NEARLY half of the UK aren’t able to identify any of the seven risk factors shown in dementia.
Alzheimer’s Research UK found that in a survey of over 2,000 people, almost half of them could not name a factor which leads to dementia.
The risk factors include heavy drinking, smoking, high blood pressure and depression.
In 2017, it was estimated that over 850,000 people live with dementia, a number predicted to rise to over a million by 2025.
Fifty Two percent of Britons say it’s one of the biggest health problems affecting people today.
The aim of the survey was to track the public’s perceptions and attitudes of dementia and alzheimer’s.
Though the awareness of the condition is high and the stigma is relatively low, there is still some misunderstanding in certain areas.
Out of the 2,361 people in the survey, 43% said they don’t know anyone close to them that’s been diagnosed with a form of dementia.
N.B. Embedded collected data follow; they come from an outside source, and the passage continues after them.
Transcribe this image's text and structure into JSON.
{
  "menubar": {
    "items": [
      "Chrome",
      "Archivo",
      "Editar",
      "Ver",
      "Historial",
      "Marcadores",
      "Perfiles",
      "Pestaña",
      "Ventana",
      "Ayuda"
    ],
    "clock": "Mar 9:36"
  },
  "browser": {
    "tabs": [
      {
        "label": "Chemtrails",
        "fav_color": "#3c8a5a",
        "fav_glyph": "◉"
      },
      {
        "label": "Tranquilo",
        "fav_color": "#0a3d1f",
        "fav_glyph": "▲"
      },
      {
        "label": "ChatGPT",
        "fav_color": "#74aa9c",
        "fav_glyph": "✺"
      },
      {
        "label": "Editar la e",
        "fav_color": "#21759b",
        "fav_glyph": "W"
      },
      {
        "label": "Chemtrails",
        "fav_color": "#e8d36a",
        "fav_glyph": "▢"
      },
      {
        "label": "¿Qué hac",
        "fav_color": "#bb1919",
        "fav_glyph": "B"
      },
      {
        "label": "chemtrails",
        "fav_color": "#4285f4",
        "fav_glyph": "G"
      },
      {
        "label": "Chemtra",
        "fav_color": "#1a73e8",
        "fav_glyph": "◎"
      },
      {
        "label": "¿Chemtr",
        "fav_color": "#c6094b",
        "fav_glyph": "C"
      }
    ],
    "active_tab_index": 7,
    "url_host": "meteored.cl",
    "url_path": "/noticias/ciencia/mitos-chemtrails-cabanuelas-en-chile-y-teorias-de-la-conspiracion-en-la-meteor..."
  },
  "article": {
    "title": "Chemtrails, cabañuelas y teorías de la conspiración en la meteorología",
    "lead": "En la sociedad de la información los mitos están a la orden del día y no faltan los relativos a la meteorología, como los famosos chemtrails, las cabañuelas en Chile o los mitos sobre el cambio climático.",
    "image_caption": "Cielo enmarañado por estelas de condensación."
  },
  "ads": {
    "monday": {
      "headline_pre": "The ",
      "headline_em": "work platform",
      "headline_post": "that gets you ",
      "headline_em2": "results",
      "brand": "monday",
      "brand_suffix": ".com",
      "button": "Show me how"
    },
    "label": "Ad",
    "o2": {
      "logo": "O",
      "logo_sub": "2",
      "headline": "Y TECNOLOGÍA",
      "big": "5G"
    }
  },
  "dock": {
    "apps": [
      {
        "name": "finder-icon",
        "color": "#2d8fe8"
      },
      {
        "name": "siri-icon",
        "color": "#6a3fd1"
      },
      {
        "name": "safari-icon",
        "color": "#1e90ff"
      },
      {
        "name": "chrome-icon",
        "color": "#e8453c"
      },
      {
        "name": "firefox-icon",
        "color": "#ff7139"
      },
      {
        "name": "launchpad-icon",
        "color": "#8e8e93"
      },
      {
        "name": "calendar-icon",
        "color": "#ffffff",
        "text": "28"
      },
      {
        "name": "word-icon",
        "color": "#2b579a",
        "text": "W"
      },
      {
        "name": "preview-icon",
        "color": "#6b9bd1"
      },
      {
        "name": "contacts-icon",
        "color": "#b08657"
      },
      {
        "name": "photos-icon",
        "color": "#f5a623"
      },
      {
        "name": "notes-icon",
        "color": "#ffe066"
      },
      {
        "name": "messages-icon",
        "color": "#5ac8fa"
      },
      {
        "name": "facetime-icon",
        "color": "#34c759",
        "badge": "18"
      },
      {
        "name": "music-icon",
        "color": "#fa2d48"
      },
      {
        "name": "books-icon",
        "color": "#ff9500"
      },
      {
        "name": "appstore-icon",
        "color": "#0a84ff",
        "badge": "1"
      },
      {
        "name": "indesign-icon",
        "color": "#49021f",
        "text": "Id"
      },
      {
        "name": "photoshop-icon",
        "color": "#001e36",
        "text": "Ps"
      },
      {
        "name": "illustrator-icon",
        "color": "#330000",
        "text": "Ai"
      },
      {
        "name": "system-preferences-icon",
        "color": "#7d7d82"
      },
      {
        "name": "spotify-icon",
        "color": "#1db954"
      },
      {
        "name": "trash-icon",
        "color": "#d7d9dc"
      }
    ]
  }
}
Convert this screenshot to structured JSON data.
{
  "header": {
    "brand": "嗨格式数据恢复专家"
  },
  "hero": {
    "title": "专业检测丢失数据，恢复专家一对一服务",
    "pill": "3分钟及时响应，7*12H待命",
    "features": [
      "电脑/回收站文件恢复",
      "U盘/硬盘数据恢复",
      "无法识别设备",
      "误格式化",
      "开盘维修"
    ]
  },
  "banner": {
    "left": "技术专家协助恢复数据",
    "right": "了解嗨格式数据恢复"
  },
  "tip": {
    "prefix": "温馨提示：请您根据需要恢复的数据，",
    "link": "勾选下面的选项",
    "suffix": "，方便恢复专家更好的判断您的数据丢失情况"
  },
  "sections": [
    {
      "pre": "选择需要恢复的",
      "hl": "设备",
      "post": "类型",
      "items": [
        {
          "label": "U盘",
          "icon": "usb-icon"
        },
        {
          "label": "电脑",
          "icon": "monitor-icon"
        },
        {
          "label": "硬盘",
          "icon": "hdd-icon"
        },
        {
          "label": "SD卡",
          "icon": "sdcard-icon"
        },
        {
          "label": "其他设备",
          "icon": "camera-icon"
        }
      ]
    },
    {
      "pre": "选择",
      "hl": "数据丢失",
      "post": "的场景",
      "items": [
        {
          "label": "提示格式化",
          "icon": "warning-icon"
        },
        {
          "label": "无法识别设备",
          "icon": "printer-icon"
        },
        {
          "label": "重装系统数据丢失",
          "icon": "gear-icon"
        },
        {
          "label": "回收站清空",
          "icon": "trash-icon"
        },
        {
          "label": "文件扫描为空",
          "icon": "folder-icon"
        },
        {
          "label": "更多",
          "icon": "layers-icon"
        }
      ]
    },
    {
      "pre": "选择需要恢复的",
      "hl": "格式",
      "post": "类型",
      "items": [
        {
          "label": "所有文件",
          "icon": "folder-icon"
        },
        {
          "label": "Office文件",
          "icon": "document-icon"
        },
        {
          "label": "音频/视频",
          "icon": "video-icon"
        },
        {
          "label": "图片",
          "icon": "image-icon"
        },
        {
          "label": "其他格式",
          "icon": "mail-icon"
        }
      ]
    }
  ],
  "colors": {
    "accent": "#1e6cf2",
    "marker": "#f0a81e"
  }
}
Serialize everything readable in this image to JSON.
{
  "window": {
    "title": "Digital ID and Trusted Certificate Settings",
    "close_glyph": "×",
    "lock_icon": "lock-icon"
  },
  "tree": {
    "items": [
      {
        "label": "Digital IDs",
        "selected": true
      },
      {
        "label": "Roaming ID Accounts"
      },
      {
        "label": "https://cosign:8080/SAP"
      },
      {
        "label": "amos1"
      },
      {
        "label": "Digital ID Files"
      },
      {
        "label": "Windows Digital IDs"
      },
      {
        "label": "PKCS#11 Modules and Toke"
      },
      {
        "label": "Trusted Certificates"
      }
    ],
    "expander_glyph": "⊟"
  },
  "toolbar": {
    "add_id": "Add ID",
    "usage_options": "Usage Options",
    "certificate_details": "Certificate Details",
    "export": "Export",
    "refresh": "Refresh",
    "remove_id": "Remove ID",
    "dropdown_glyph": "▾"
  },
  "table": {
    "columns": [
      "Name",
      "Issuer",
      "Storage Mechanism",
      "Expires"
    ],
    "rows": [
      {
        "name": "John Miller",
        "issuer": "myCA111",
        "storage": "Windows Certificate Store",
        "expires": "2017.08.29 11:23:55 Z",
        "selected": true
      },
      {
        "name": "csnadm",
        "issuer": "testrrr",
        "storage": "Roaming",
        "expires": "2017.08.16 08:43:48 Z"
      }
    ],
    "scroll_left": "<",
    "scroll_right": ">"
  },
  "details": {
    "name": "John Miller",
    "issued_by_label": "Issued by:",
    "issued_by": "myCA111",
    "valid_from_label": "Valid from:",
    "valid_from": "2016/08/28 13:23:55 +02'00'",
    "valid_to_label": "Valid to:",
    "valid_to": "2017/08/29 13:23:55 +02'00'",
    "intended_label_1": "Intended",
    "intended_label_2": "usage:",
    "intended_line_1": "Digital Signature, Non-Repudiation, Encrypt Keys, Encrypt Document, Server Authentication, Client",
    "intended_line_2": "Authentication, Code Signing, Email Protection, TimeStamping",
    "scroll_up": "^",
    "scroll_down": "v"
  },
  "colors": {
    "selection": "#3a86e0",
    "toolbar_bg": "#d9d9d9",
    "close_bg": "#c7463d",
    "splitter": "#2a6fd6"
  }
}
Whilst almost everyone agreed that dementia affects the mental health of a person, nearly a quarter of them don’t believe that it affects their physical health.
Fifty one percent of people in the survey agree that dementia is a cause of death, with another 21% believing that it’s an inevitable part of getting older.
When people were asked to describe what dementia means to them, 32% of them said that it stops their brain from working properly, they degenerate, and their brain cells are dying.
Though with the high amount of people in the UK living with the condition, only 27% of people agree that current dementia treatments are effective.
There are currently no drug treatments to prevent or stop dementia, but treatments are still being developed to help people manage their day to day symptoms.